Frédéric, le frère de l'Autre

 


Mes libraires préférées ont mis en avant ce titre, parmi cinq autres, lors du prix « Mots et images » 2020.

J'étais un peu dubitative et il est rare que je tente la lecture si d'emblée je ne suis pas emballée, même après la jolie présentation réalisée par Jessi, une des libraires de « Mots et images ».

L'opportunité de lire ce roman s'est présentée récemment aussi me suis-je lancée.


Les Rimbaldiens se saisiront plus facilement que moi de l'histoire du frère d'Arthur Rimbaud, Frédéric de son prénom, garçon peu enclin à l'étude rangé rapidement dans la catégorie des « un peu bête ».

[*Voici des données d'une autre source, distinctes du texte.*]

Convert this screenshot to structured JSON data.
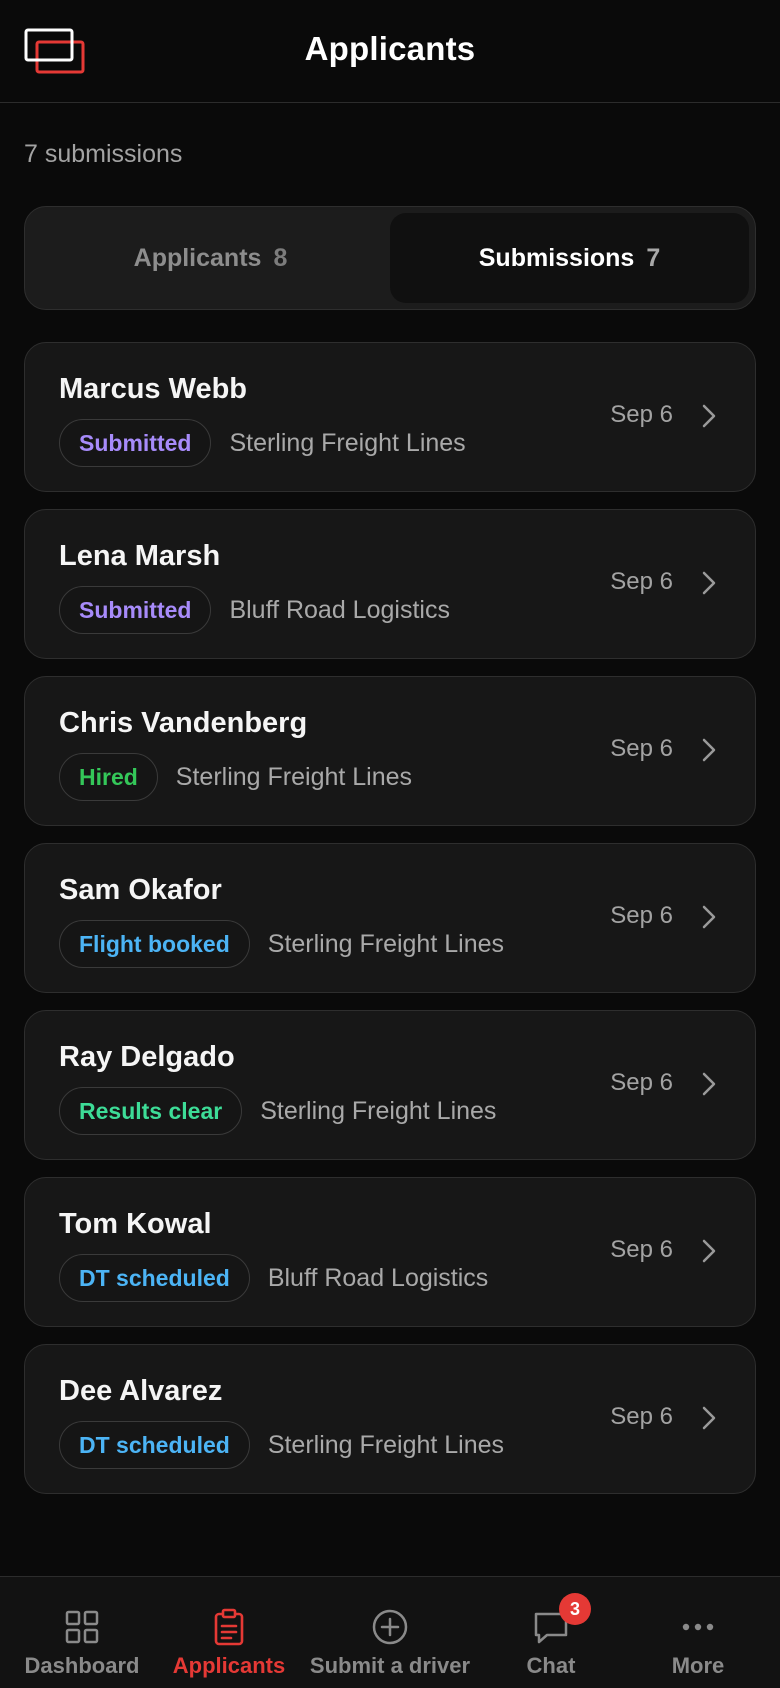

Or, Frédéric Rimbaud, frère de l'autre, Arthur, le célébrissime poète à qui tout réussi même quand sa vie part en morceaux, est tout sauf bête. Il n'est qu'impuissance face à la monstruosité maternelle.

Vitalie Cuif épouse puis « veuve » Rimbaud, est un modèle hallucinant de mère odieuse, castratrice, sévère et cruelle. Elle veut tout régenter, tout contrôler et que tout aille dans son sens.

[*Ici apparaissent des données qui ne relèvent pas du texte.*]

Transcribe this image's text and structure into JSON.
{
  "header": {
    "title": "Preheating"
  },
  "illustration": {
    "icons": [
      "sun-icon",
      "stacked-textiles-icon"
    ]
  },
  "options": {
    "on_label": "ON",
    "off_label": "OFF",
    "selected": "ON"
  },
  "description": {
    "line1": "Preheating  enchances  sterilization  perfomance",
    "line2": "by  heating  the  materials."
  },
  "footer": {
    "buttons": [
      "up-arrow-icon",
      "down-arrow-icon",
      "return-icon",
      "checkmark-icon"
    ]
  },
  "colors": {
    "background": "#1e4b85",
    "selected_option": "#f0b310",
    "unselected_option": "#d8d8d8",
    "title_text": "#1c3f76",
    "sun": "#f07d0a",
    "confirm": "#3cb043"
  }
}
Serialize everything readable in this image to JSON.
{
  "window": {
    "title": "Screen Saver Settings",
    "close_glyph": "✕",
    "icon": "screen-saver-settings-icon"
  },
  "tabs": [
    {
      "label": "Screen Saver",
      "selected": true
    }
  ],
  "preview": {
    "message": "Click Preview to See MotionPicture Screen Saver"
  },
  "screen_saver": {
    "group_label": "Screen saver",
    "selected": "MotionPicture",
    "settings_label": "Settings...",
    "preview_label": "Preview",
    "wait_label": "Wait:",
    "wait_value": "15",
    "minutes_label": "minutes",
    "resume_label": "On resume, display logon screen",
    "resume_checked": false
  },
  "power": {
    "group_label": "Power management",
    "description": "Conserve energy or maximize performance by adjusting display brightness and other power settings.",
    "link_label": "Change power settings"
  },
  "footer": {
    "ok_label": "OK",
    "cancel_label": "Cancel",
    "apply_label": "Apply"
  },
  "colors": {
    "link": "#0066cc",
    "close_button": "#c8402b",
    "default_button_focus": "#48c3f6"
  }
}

Autant elle loue l'intelligence fulgurante d'Arthur autant elle méprise son aîné. Telle une ogresse elle dévore ses fils petits bouts par minuscules morceaux jusqu'à en faire des fuyards devant la vie.

Pourtant Frédéric aura un sursaut : celui de s'opposer à l'intransigeance maternelle pour épouser la jeune femme dont il est amoureux. Las, Blanche est issue d'une famille « ennemie » des Cuif, propriétaires terriens prospères en Champagne. les Justin. Déchéance aux yeux de la matriarche Rimbaud qui plongera dans l'oubli son fil aîné pour mieux glorifier Arthur alors elle ne comprend goutte à sa poésie qu'elle n'a jamais lue.


David Le Bailly bataille avec la quasi inexistence d'archives concernant Frédéric, l'autre Rimbaud, se demande s'il parviendra à extraire un maillon important dans l'histoire familiale d'Arthur, le poète.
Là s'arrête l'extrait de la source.